The surprising discovery is that this method actually leads me to results that feel truly like me. I still get frustrated at the start, but I always end up creating something I'm proud of. And honestly, I learn something new every single day. The day I stop discovering things will be the day I've run my course. I need to keep innovating and keep learning to stay happy in what I do. That drive is part of what makes this whole process worth it.
Punk Head: Looking beyond CONTROL, SHADOWS OF CHAOS promises a two-part conceptual journey. How do you see this era shaping your identity as an artist, and what do you hope listeners carry forward after experiencing it?
Olie N.: What I want people to take away is simple: we all go through different hardships that will hurt us, but that's exactly how we learn and grow. I use my public persona to live my emotions fully through my music, which actually allows me to stay grounded in my everyday life. The songs carry what I can't always say out loud.
This era is going to show both sides of who I am as an artist. The dark electro pop side and the more intimate ballad side. And that's really just a reflection of life itself. There are highs and lows, and it's during the lows that we evolve, and during the highs that we get to enjoy everything we've learned.

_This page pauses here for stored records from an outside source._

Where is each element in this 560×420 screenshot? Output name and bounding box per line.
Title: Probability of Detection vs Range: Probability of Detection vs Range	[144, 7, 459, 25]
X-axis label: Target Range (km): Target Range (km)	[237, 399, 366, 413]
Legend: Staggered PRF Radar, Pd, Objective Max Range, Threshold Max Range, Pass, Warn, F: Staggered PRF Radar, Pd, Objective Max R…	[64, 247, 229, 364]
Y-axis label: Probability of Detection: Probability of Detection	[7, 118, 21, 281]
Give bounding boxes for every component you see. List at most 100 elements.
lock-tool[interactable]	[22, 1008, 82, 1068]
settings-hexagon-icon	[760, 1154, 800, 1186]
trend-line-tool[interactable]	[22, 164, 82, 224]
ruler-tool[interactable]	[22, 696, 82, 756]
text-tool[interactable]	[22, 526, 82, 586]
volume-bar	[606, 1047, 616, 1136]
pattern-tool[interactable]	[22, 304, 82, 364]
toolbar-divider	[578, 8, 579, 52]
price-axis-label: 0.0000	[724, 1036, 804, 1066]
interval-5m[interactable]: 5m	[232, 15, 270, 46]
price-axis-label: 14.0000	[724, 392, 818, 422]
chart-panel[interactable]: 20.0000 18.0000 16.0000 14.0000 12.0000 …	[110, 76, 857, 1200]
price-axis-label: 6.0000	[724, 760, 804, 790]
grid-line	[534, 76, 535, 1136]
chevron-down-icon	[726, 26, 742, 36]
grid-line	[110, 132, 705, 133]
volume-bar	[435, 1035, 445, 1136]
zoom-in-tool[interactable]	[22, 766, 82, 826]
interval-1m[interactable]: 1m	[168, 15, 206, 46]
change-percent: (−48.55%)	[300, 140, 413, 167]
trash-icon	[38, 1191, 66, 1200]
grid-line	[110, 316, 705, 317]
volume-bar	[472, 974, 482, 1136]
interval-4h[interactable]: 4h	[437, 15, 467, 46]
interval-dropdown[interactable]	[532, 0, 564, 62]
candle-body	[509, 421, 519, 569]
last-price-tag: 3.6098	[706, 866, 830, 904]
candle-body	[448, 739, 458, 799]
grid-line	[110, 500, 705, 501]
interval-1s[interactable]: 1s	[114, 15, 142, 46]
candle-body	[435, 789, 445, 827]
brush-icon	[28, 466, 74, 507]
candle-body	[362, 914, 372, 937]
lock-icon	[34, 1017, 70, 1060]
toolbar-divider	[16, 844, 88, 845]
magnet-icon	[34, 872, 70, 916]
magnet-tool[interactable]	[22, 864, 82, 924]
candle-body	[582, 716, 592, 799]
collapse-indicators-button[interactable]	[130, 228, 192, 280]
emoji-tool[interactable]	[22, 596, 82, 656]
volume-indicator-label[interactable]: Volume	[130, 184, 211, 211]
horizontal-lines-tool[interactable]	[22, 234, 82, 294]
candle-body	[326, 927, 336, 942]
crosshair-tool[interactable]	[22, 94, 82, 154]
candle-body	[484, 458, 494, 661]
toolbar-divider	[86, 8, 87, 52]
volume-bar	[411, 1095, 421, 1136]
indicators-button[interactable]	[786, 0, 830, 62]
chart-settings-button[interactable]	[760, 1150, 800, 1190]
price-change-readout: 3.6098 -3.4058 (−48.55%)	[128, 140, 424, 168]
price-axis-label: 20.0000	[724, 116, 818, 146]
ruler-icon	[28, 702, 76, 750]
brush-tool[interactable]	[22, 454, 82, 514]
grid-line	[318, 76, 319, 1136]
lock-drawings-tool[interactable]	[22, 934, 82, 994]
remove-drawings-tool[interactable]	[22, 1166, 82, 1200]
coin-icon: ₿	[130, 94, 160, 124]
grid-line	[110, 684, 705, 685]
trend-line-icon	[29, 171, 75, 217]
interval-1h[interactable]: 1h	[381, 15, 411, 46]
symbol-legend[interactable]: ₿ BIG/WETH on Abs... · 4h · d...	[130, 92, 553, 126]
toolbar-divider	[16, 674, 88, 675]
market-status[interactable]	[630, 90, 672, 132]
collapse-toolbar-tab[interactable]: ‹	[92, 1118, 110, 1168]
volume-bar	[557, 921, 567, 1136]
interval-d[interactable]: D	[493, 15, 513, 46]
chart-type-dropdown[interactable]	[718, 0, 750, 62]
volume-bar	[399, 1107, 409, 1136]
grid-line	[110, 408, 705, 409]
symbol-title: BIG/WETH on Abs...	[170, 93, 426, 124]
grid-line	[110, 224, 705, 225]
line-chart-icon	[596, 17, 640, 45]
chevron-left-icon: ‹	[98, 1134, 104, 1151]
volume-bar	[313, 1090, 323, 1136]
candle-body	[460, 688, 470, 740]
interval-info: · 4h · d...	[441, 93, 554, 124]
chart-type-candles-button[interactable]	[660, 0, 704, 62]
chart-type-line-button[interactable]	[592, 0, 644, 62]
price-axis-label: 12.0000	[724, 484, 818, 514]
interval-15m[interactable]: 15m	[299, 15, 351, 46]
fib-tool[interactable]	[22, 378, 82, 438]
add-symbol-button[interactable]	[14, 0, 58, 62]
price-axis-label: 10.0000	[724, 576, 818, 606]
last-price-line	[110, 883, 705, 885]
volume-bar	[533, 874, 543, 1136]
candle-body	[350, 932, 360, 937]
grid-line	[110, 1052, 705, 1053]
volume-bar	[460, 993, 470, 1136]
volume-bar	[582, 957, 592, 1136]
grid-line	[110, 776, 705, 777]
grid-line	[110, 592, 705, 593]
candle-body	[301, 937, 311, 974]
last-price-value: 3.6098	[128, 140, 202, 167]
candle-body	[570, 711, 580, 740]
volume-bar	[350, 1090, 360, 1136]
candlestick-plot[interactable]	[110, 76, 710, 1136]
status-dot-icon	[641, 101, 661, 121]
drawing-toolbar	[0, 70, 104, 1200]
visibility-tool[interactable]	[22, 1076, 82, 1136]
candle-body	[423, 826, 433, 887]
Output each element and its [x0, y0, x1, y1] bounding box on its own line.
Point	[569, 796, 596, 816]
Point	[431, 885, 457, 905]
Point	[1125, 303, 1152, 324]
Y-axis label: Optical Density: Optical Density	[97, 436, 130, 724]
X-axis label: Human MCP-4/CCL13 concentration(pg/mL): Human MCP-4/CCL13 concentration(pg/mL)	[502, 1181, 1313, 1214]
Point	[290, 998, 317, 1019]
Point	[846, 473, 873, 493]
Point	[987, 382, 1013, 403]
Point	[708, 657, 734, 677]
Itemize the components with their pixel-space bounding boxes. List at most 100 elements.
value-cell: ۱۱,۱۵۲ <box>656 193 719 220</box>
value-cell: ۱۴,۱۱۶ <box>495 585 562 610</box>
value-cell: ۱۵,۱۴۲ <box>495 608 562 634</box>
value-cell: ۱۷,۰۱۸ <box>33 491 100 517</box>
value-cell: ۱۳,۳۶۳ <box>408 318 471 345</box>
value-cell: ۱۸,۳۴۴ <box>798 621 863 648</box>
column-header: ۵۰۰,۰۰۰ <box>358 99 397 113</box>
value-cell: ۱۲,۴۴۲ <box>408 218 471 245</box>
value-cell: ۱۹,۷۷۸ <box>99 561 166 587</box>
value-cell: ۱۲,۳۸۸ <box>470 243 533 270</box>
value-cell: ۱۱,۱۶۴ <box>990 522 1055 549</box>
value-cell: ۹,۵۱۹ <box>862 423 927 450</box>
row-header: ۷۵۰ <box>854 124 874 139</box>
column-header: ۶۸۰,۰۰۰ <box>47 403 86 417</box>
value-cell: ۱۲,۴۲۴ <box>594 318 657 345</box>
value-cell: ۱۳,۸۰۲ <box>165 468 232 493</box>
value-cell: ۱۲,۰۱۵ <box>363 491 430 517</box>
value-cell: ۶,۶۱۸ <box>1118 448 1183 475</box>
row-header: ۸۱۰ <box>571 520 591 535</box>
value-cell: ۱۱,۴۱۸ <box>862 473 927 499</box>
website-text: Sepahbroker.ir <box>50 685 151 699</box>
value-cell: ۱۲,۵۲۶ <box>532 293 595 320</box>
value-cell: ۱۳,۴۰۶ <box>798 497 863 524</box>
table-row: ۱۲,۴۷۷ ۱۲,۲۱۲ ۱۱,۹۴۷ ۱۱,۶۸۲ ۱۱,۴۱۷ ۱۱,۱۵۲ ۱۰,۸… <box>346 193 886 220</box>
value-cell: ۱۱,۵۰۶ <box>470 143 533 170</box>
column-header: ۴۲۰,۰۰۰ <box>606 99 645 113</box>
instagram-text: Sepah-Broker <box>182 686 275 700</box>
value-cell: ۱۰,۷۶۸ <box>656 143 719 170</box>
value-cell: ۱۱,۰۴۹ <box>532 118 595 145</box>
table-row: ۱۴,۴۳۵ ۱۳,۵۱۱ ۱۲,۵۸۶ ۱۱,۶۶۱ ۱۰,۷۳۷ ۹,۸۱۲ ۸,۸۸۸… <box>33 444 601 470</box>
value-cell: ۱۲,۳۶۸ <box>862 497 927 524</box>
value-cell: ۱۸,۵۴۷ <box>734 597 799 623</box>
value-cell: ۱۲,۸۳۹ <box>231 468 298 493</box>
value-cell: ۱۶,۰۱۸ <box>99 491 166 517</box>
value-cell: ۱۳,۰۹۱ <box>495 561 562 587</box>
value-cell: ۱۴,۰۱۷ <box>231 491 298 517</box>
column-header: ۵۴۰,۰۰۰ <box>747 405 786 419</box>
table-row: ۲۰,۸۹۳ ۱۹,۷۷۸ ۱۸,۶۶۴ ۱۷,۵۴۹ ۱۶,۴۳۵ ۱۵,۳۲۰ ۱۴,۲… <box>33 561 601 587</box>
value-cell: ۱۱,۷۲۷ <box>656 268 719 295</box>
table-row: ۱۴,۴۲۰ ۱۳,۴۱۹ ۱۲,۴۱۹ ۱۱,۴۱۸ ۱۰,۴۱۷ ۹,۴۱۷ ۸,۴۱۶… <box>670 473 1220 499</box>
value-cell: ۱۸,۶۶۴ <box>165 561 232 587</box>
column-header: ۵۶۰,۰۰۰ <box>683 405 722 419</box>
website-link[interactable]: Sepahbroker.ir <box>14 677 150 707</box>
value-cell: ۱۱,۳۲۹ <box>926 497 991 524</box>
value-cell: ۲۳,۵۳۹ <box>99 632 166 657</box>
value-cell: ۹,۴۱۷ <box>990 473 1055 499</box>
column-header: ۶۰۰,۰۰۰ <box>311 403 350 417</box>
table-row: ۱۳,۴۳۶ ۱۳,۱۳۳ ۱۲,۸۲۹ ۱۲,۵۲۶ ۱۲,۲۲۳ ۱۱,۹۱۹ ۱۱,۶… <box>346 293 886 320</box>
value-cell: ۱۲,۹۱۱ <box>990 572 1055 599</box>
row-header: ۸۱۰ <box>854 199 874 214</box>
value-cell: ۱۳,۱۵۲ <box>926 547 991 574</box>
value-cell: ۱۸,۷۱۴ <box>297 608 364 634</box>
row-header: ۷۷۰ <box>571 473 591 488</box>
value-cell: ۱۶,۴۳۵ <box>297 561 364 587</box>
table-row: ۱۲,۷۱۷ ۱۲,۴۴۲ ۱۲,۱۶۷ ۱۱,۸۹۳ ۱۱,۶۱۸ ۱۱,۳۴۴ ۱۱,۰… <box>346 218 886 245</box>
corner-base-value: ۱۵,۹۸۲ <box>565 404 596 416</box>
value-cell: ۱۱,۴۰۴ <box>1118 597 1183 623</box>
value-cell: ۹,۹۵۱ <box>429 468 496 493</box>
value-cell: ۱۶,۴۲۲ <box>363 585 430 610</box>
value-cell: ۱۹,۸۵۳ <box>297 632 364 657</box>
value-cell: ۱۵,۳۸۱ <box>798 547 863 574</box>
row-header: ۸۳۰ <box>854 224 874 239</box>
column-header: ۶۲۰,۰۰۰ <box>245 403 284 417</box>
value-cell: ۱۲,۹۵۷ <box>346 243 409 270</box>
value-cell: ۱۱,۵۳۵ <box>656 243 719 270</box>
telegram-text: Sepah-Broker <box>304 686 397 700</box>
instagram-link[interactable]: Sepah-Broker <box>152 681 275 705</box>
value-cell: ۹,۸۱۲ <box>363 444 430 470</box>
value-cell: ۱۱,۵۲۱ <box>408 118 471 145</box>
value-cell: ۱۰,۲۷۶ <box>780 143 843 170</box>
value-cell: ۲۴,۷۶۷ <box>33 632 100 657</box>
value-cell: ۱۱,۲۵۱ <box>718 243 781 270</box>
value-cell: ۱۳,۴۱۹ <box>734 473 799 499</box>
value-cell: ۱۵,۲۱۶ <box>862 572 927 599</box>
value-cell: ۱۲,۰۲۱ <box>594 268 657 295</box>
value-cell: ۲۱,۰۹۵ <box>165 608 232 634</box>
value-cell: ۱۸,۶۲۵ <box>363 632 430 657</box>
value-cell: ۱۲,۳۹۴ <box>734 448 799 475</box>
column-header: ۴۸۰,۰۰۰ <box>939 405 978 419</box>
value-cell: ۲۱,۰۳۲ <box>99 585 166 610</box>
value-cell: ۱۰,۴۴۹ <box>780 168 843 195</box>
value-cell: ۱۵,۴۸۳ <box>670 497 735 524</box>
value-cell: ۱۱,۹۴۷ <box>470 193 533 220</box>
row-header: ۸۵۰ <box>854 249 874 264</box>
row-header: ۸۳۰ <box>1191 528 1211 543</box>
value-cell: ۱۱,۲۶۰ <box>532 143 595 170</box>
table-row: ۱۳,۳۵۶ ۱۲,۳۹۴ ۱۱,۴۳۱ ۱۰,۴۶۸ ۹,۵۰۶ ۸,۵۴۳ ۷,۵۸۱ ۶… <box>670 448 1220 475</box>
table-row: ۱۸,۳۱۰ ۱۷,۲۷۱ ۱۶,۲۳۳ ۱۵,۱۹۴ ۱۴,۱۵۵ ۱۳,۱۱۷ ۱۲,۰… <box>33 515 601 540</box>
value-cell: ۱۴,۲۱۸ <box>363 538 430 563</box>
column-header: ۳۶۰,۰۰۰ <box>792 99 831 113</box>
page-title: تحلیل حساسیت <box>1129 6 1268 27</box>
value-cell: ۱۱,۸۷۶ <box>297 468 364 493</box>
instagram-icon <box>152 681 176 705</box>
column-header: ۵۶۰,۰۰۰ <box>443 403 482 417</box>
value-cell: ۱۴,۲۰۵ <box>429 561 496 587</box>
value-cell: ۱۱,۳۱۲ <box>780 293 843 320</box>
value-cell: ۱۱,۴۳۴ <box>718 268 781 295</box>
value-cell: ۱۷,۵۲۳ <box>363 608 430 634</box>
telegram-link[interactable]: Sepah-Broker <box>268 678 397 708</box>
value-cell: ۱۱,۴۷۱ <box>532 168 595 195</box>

As for my identity as an artist, SHADOWS OF CHAOS is the most complete picture of me I've ever put out. It's vulnerable, it's dark, it's honest, and I think that's what will make it resonate.
My message to anyone who listens is this: don't be afraid to stand in who you are and what you believe. Your voice matters, and it's by owning it that you'll actually get somewhere. Take control of your life, accept the darker parts of yourself because they're what push you forward. Nobody will believe in you if you don't believe in yourself first.